Feuerbach è un autore fortemente critico della religione: egli pensa che le
caratteristiche di Dio siano quelle dell’uomo. Ritiene pertanto che gli uomini debbano
passare dall’amore di Dio a quello interpersonale e considera la forma più alta
(divina) di relazione umana il prendersi cura dell’altro. Scrive l’autore: «la suprema e prima legge dev'essere anche
praticamente l'amore dell'uomo per l'uomo. Homo homini Deus est – questo è il più alto principio pratico,
questo il punto di svolta della storia universale. I rapporti del bambino con i
genitori, del coniuge col coniuge, del fratello col fratello, dell'amico con
l'amico e, in genere, dell'uomo con l'uomo, in breve, i rapporti morali, sono di per sé, veramente, rapporti
religiosi. La vita è in generale, nei suoi rapporti essenziali, sostanziali, di
natura assolutamente divina». In ambito cristiano San Paolo nella prima
lettera ai Corinzi si focalizza sul tema della carità: la considera una virtù eccellente,
«la più grande di tutte», ma a
differenza di Feuerbach ritiene che tale qualità sia quella che avvicina
maggiormente l’uomo a Dio, e per questo afferma che «la carità non avrà mai fine». Si riferisce a questo concetto anche
il maestro di San Girolamo, Gregorio di Nazianzo, nel suo discorso su “L’amore dei poveri”, quando dice: «se imiti la misericordia di Dio, tu stesso
sarai un dio per il misero, perché l’uomo non ha nulla di così divino come il
fatto di poter fare del bene». Speculari le due interpretazioni: quella
atea sottolinea che l’amore è la forma suprema di relazione umana, quella
cristiana ritiene che l’amore, nella forma della carità, avvicini a Dio, perché
come dice l’evangelista Giovanni «Dio è
amore». La locuzione antica assume un significato diverso in Baruch Spinoza.

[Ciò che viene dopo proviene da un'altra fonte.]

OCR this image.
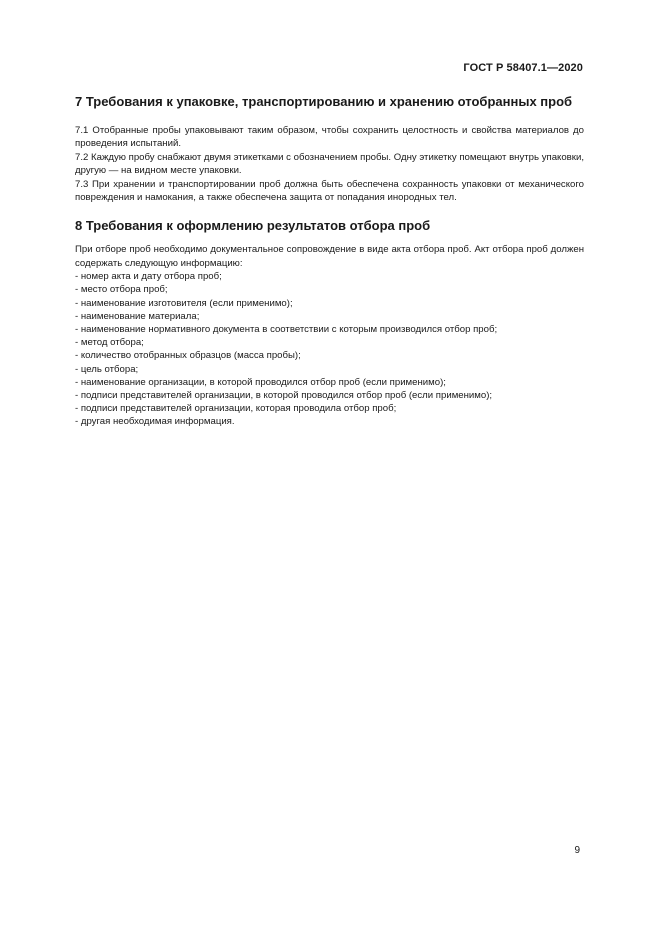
ГОСТ Р 58407.1—2020
7 Требования к упаковке, транспортированию и хранению отобранных проб

7.1 Отобранные пробы упаковывают таким образом, чтобы сохранить целостность и свойства материалов до проведения испытаний.

7.2 Каждую пробу снабжают двумя этикетками с обозначением пробы. Одну этикетку помещают внутрь упаковки, другую — на видном месте упаковки.

7.3 При хранении и транспортировании проб должна быть обеспечена сохранность упаковки от механического повреждения и намокания, а также обеспечена защита от попадания инородных тел.

8 Требования к оформлению результатов отбора проб

При отборе проб необходимо документальное сопровождение в виде акта отбора проб. Акт отбора проб должен содержать следующую информацию:

- номер акта и дату отбора проб;
- место отбора проб;
- наименование изготовителя (если применимо);
- наименование материала;
- наименование нормативного документа в соответствии с которым производился отбор проб;
- метод отбора;
- количество отобранных образцов (масса пробы);
- цель отбора;
- наименование организации, в которой проводился отбор проб (если применимо);
- подписи представителей организации, в которой проводился отбор проб (если применимо);
- подписи представителей организации, которая проводила отбор проб;
- другая необходимая информация.
9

Per Spinoza la mente umana è una parte dell’intelletto infinito di Dio, e Dio è
la struttura razionale del cosmo. Quando l’uomo vive secondo la propria natura
autentica, ossia la ragione, vive in Dio. Si libera dai tormenti dei desideri e
comprende che Dio è l’intelaiatura del mondo. Si dedica a questa comprensione e
ha questo principale interesse: sentirsi parte di quell’infinita sostanza. L’uomo
depone la veste animale, bruta, e fonda la propria beatitudine sulla
comprensione razionale. «Amor dei
intellectualis», perché ama Dio non con un amore passionale, ma con un
amore intellettuale, come se avesse compreso di essere parte di una grande
struttura, come se un numero si rendesse conto di far parte di una grande
equazione e gioisse di essere contenuto in essa. Scrive l’autore: «Quanto maggiore è la conoscenza di Dio che è
implicata dall’essenza della mente, tanto maggiore sarà anche la cupidità con
cui chi segue la virtù desidera per gli altri il bene che appetisce per sé».

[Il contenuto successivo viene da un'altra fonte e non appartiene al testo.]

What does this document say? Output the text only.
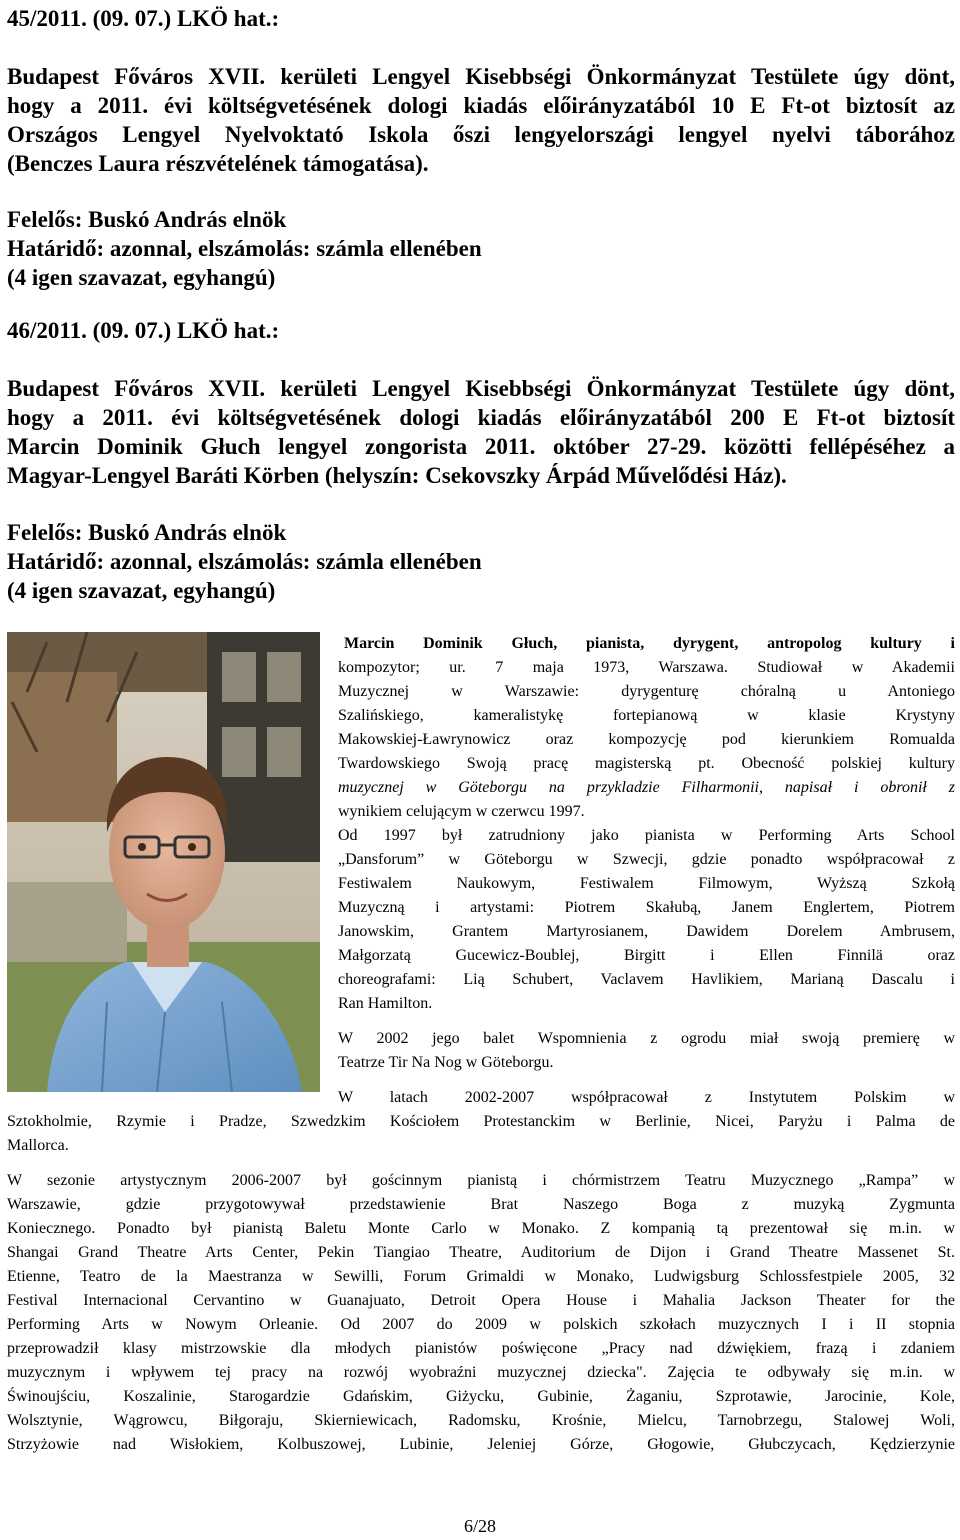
45/2011. (09. 07.) LKÖ hat.:

Budapest Főváros XVII. kerületi Lengyel Kisebbségi Önkormányzat Testülete úgy dönt,

hogy a 2011. évi költségvetésének dologi kiadás előirányzatából 10 E Ft-ot biztosít az

Országos Lengyel Nyelvoktató Iskola őszi lengyelországi lengyel nyelvi táborához

(Benczes Laura részvételének támogatása).

Felelős: Buskó András elnök

Határidő: azonnal, elszámolás: számla ellenében

(4 igen szavazat, egyhangú)

46/2011. (09. 07.) LKÖ hat.:

Budapest Főváros XVII. kerületi Lengyel Kisebbségi Önkormányzat Testülete úgy dönt,

hogy a 2011. évi költségvetésének dologi kiadás előirányzatából 200 E Ft-ot biztosít

Marcin Dominik Głuch lengyel zongorista 2011. október 27-29. közötti fellépéséhez a

Magyar-Lengyel Baráti Körben (helyszín: Csekovszky Árpád Művelődési Ház).

Felelős: Buskó András elnök

Határidő: azonnal, elszámolás: számla ellenében

(4 igen szavazat, egyhangú)

Marcin Dominik Głuch, pianista, dyrygent, antropolog kultury i

kompozytor; ur. 7 maja 1973, Warszawa. Studiował w Akademii

Muzycznej w Warszawie: dyrygenturę chóralną u Antoniego

Szalińskiego, kameralistykę fortepianową w klasie Krystyny

Makowskiej-Ławrynowicz oraz kompozycję pod kierunkiem Romualda

Twardowskiego Swoją pracę magisterską pt. Obecność polskiej kultury

muzycznej w Göteborgu na przykladzie Filharmonii, napisał i obronił z

wynikiem celującym w czerwcu 1997.

Od 1997 był zatrudniony jako pianista w Performing Arts School

„Dansforum” w Göteborgu w Szwecji, gdzie ponadto współpracował z

Festiwalem Naukowym, Festiwalem Filmowym, Wyższą Szkołą

Muzyczną i artystami: Piotrem Skałubą, Janem Englertem, Piotrem

Janowskim, Grantem Martyrosianem, Dawidem Dorelem Ambrusem,

Małgorzatą Gucewicz-Boublej, Birgitt i Ellen Finnilä oraz

choreografami: Lią Schubert, Vaclavem Havlikiem, Marianą Dascalu i

Ran Hamilton.

W 2002 jego balet Wspomnienia z ogrodu miał swoją premierę w

Teatrze Tir Na Nog w Göteborgu.

W latach 2002-2007 współpracował z Instytutem Polskim w

Sztokholmie, Rzymie i Pradze, Szwedzkim Kościołem Protestanckim w Berlinie, Nicei, Paryżu i Palma de

Mallorca.

W sezonie artystycznym 2006-2007 był gościnnym pianistą i chórmistrzem Teatru Muzycznego „Rampa” w

Warszawie, gdzie przygotowywał przedstawienie Brat Naszego Boga z muzyką Zygmunta

Koniecznego. Ponadto był pianistą Baletu Monte Carlo w Monako. Z kompanią tą prezentował się m.in. w

Shangai Grand Theatre Arts Center, Pekin Tiangiao Theatre, Auditorium de Dijon i Grand Theatre Massenet St.

Etienne, Teatro de la Maestranza w Sewilli, Forum Grimaldi w Monako, Ludwigsburg Schlossfestpiele 2005, 32

Festival Internacional Cervantino w Guanajuato, Detroit Opera House i Mahalia Jackson Theater for the

Performing Arts w Nowym Orleanie. Od 2007 do 2009 w polskich szkołach muzycznych I i II stopnia

przeprowadził klasy mistrzowskie dla młodych pianistów poświęcone „Pracy nad dźwiękiem, frazą i zdaniem

muzycznym i wpływem tej pracy na rozwój wyobraźni muzycznej dziecka". Zajęcia te odbywały się m.in. w

Świnoujściu, Koszalinie, Starogardzie Gdańskim, Giżycku, Gubinie, Żaganiu, Szprotawie, Jarocinie, Kole,

Wolsztynie, Wągrowcu, Biłgoraju, Skierniewicach, Radomsku, Krośnie, Mielcu, Tarnobrzegu, Stalowej Woli,

Strzyżowie nad Wisłokiem, Kolbuszowej, Lubinie, Jeleniej Górze, Głogowie, Głubczycach, Kędzierzynie

6/28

L’uomo è allora una sorta di dio per l’altro uomo e si sforza affinché anche
gli altri amino il bene, perché chi è guidato dalla ragione desidera anche per
gli altri il bene che brama per sé. Il bene supremo è la conoscenza di Dio e la
mente umana si accorda con natura divina essendo anch’essa razionale. Una nuova
connessione tra “homo” e “deus” è stata immaginata dallo storico israeliano Yuval
Noah Harari. In “Homo deus. Breve storia
del futuro” (2018) egli mostra come l’uomo coltivi l’ambizione di
trasformarsi «al rango di divinità», e
desideri convertire l’Homo sapiens in
Homo Deus. In futuro avverrà
probabilmente una grande trasformazione della natura umana – oggi ancora
inimmaginabile – con i potenti strumenti tecnologici: dai progressi biologici
alle commistioni con i computer. Gli uomini dovranno proteggere il genere umano
e il pianeta dai rischi legati al grande potere dell’uomo. Non sappiamo se sarà
un bene, perché, dice l’autore, «nessuno
ha uno straccio di indizio di dove ci stiamo dirigendo con così tanta fretta».